What is the mathematical property that dictates that $f(x+y) = \tan(x+y)$ given that $f(x) = \tan(x)$?

Question

We were asked in our Calculus class to prove that,

$f(x+y) - f(x) = \frac {\sec^2(x) \tan(y)} {1 - \tan(x) \tan(y)}$ given that $f(x) = \tan(x)$

I have gotten so far as:

$$f(x+y) - f(x)$$

$$\tan(x+y) - \tan(x)$$

$$\frac{\tan(x)+\tan(y)}{1-\tan(x)\tan(y)} - \tan(x)$$

$$\frac{\tan(x)+\tan(y)}{1-\tan(x)\tan(y)} + \frac{-\tan(x)+\tan^2(x)\tan(y)}{1-\tan(x)\tan(y)}$$

$$\frac{\tan(y) + \tan^2(x)\tan(y)}{1-\tan(x)\tan(y)}$$

$$\frac{\tan(y) [1+\tan^2(x)]}{1-\tan(x)\tan(y)}$$

Substituting the pythagorean identity, $$1+\tan^2(x) = \sec^2(x)$$

$$\frac{\tan(y) \sec^2(x)}{1-\tan(x)\tan(y)} = \boxed{\frac{\sec^2(x)\tan(y)}{1-\tan(x)\tan(y)}}$$

I don't quite understand how $f(x+y)$ became $\tan(x+y)$. I've had a few search results stating that $f(x+y) = f(x)+f(y)$ but it does not quite fit the bill.

I got the idea for my solution above because of a textbook example I've read, where:

Given $f(x)=x^2-4x+7$, find $\frac {f(x+h)-f(x)}{h}$

$\frac{[(x+h)^2 - 4(x+h) + 7] - (x^2 - 4x + 7)}{h} = \frac{h(2x+h-4)}{h} = 2x+h-4$

...but the book did not describe what property was used in order to 'insert' the value of $f(x)$ into $f(x+h)$, and by extension the $f(x)$ into the $f(x+y)$ of my problem. They feel... similar.

Is there a name for this mathematical property? Thank you very much.

Answer 1

It's simply substitution of the argument to $f$.

On the other hand: $f(x+y)=f(x)+f(y)$ that you claim to have found several sources for, is not generally true.

Answer 2

For your first query: "how $f(x+y)$ became $tan(x+y)$?" - Inside the bracket, we write the parameters of a function. As, $f(x)=tan(x)$ for all $ x\in \mathbb{R} $, hence, $f(z)=tan(z)$ also with $z=x+y$, as reals are closed under addition(means for any two real $x$ and $y$ , $x+y$ is also a real number). Writing $x+y$ in $f()$, we mean how the value of $f(z),z=x+y$. As, $x$ and $y$ are the partitions of $z$, using property of the function we are finding $f(z)$ in terms of $x$ and $y$, here, $tan(x+y)=\frac{tan(x)+tan(y)}{1-tan(x)tan(y)}$. There is no name for this property (as far I know).

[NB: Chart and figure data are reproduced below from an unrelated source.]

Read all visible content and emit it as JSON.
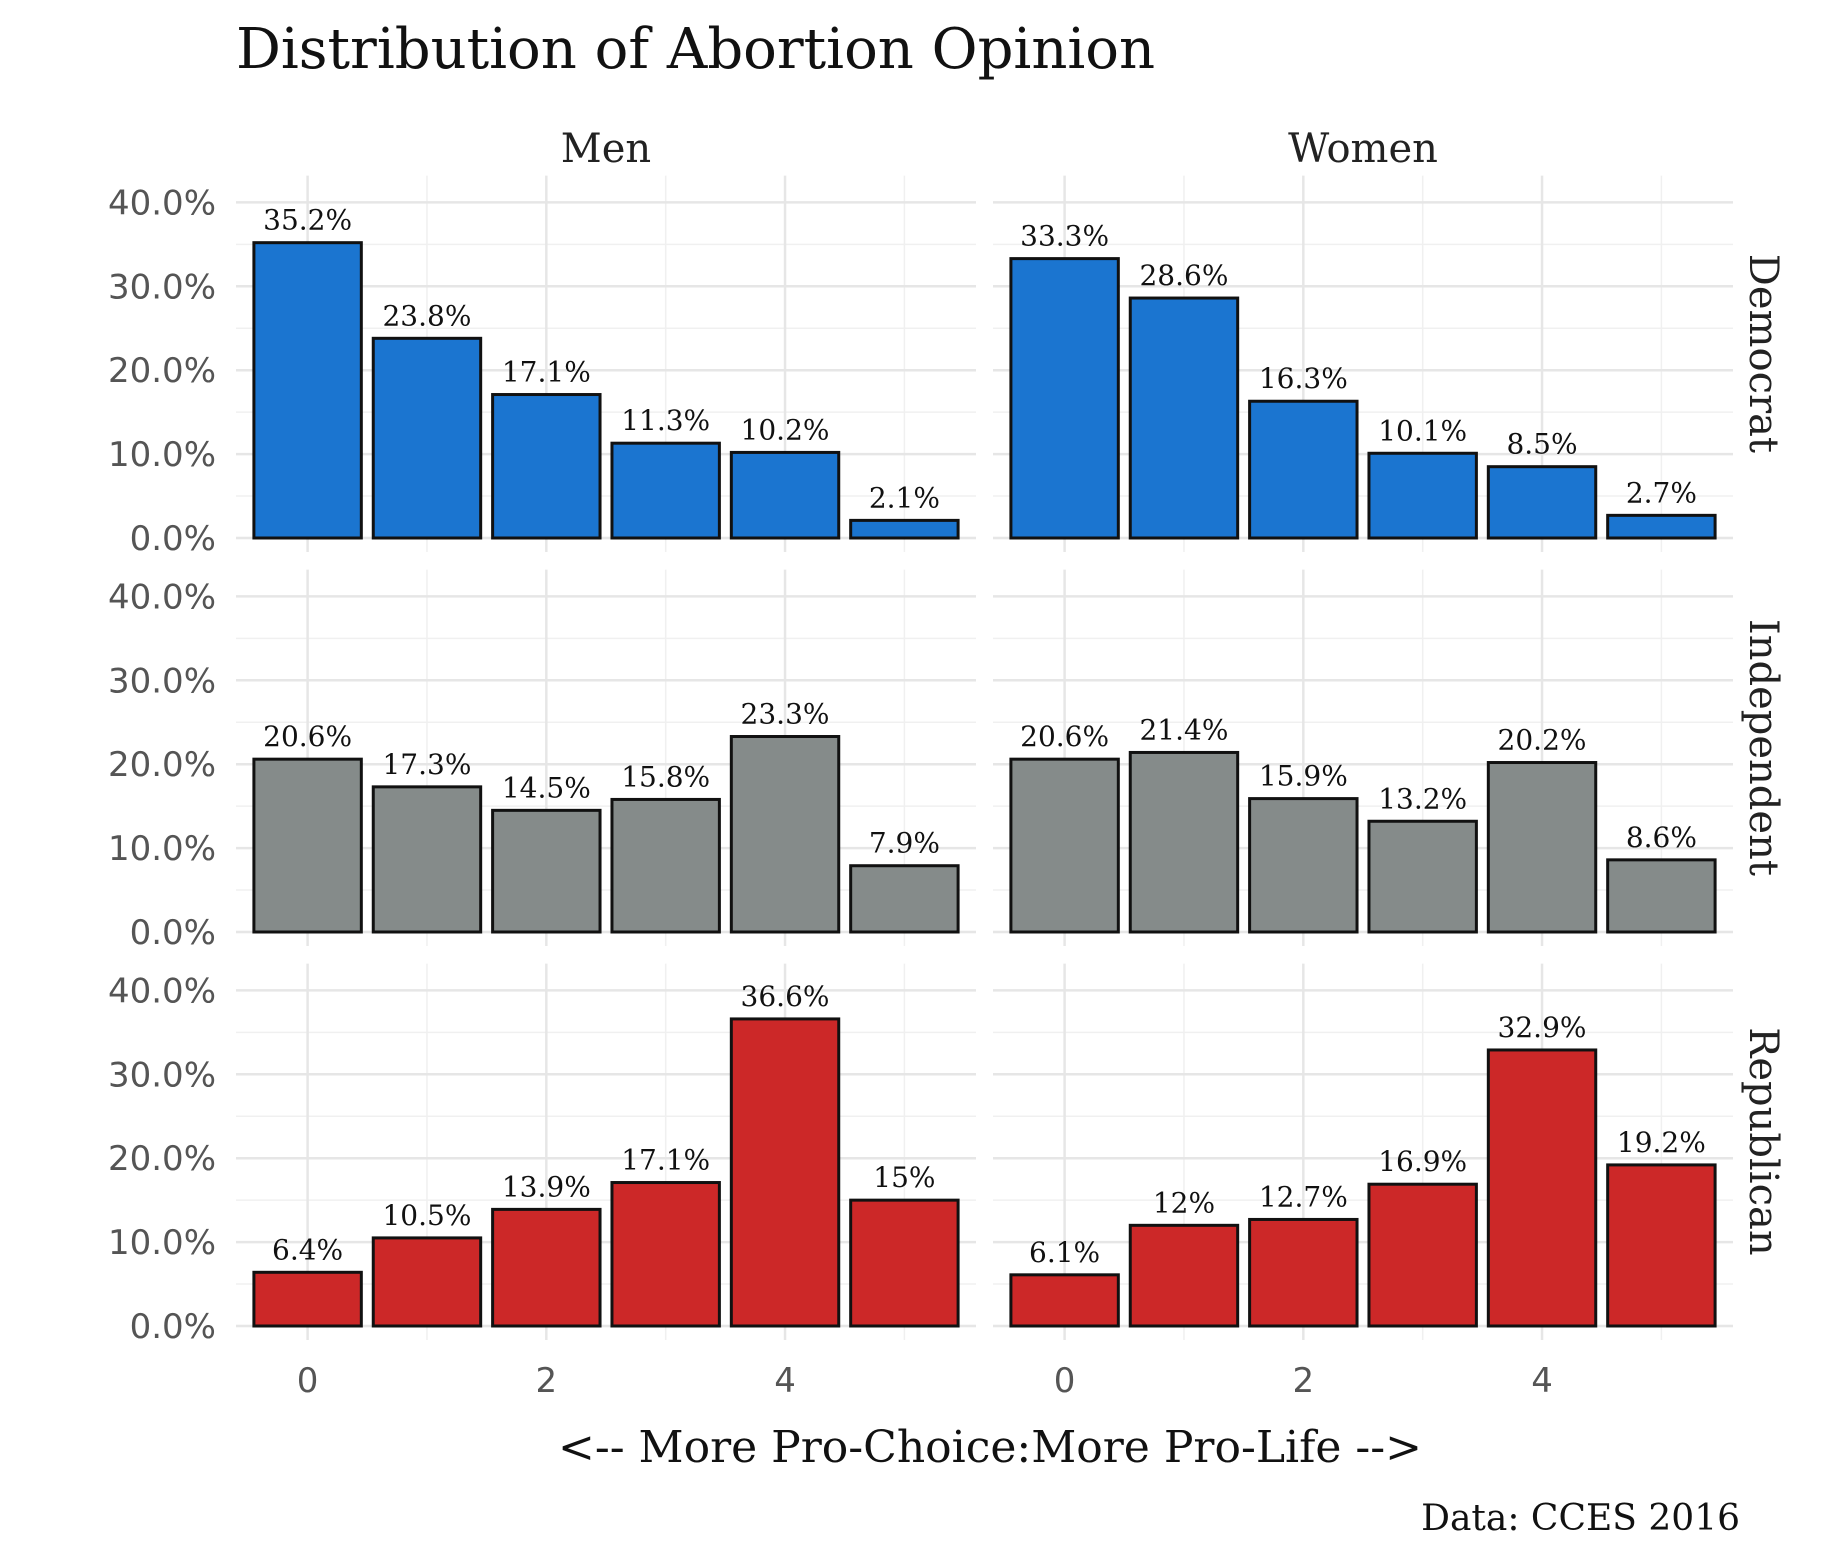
{
  "chart_data": {
    "type": "bar",
    "title": "Distribution of Abortion Opinion",
    "xlabel": "<-- More Pro-Choice:More Pro-Life -->",
    "caption": "Data: CCES 2016",
    "x": [
      0,
      1,
      2,
      3,
      4,
      5
    ],
    "x_tick_labels": [
      "0",
      "2",
      "4"
    ],
    "x_tick_values": [
      0,
      2,
      4
    ],
    "y_tick_labels": [
      "0.0%",
      "10.0%",
      "20.0%",
      "30.0%",
      "40.0%"
    ],
    "y_tick_values": [
      0,
      10,
      20,
      30,
      40
    ],
    "ylim": [
      0,
      42
    ],
    "grid": true,
    "columns": [
      "Men",
      "Women"
    ],
    "rows": [
      {
        "name": "Democrat",
        "color": "#1b75d0"
      },
      {
        "name": "Independent",
        "color": "#858b8a"
      },
      {
        "name": "Republican",
        "color": "#cc2828"
      }
    ],
    "panels": [
      {
        "row": "Democrat",
        "column": "Men",
        "values": [
          35.2,
          23.8,
          17.1,
          11.3,
          10.2,
          2.1
        ],
        "labels": [
          "35.2%",
          "23.8%",
          "17.1%",
          "11.3%",
          "10.2%",
          "2.1%"
        ]
      },
      {
        "row": "Democrat",
        "column": "Women",
        "values": [
          33.3,
          28.6,
          16.3,
          10.1,
          8.5,
          2.7
        ],
        "labels": [
          "33.3%",
          "28.6%",
          "16.3%",
          "10.1%",
          "8.5%",
          "2.7%"
        ]
      },
      {
        "row": "Independent",
        "column": "Men",
        "values": [
          20.6,
          17.3,
          14.5,
          15.8,
          23.3,
          7.9
        ],
        "labels": [
          "20.6%",
          "17.3%",
          "14.5%",
          "15.8%",
          "23.3%",
          "7.9%"
        ]
      },
      {
        "row": "Independent",
        "column": "Women",
        "values": [
          20.6,
          21.4,
          15.9,
          13.2,
          20.2,
          8.6
        ],
        "labels": [
          "20.6%",
          "21.4%",
          "15.9%",
          "13.2%",
          "20.2%",
          "8.6%"
        ]
      },
      {
        "row": "Republican",
        "column": "Men",
        "values": [
          6.4,
          10.5,
          13.9,
          17.1,
          36.6,
          15.0
        ],
        "labels": [
          "6.4%",
          "10.5%",
          "13.9%",
          "17.1%",
          "36.6%",
          "15%"
        ]
      },
      {
        "row": "Republican",
        "column": "Women",
        "values": [
          6.1,
          12.0,
          12.7,
          16.9,
          32.9,
          19.2
        ],
        "labels": [
          "6.1%",
          "12%",
          "12.7%",
          "16.9%",
          "32.9%",
          "19.2%"
        ]
      }
    ]
  }
}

For the last part, suppose you want to find $f(z)$ for $z=x+h$, so, you know that $f(z)=z^2-4z+7$, now substitute $z$ by $x+h$(as, $z=x+h$) and you will get $f(z)=(x+h)^2-4(x+h)+7$ which is nothing but $f(x+h)$ !. Think $x+h$ as a single number, then it will be clear to you.

The functions that satisfies $f(x+y)=f(x)+f(y)$ are known as linear functions. All function does not satisfy this property. For example, $f(x)=a\cdot x$ with constant $a$, find out $f(x+y)$ and $f(x)+f(y)$ separately, see that this function satisfies the property. On the other hand, suppose another function $g(x)=x^2$, observe that $g(x+y)=(x+y)^2=x^2+y^2+2xy$ is not equal to $g(x)+g(y)=x^2+y^2$ for all $x$ and $y$ in it's domain.

I think this explains , please feel free to ask for any doubt.

Answer 3

You might be unnecessarily hung up on the $x$ in $f(x)=\tan(x)$. Remember that your function $f$ is simply a mapping between some input to some output. The definition of $f$ just so happens to use $x$ to stand for any real number in this context.

You can consider what happens to another real number $x'=x+y$. That results in $f(x')=\tan(x')$, which is $f(x+y)=\tan(x+y)$ by substituion property of quality.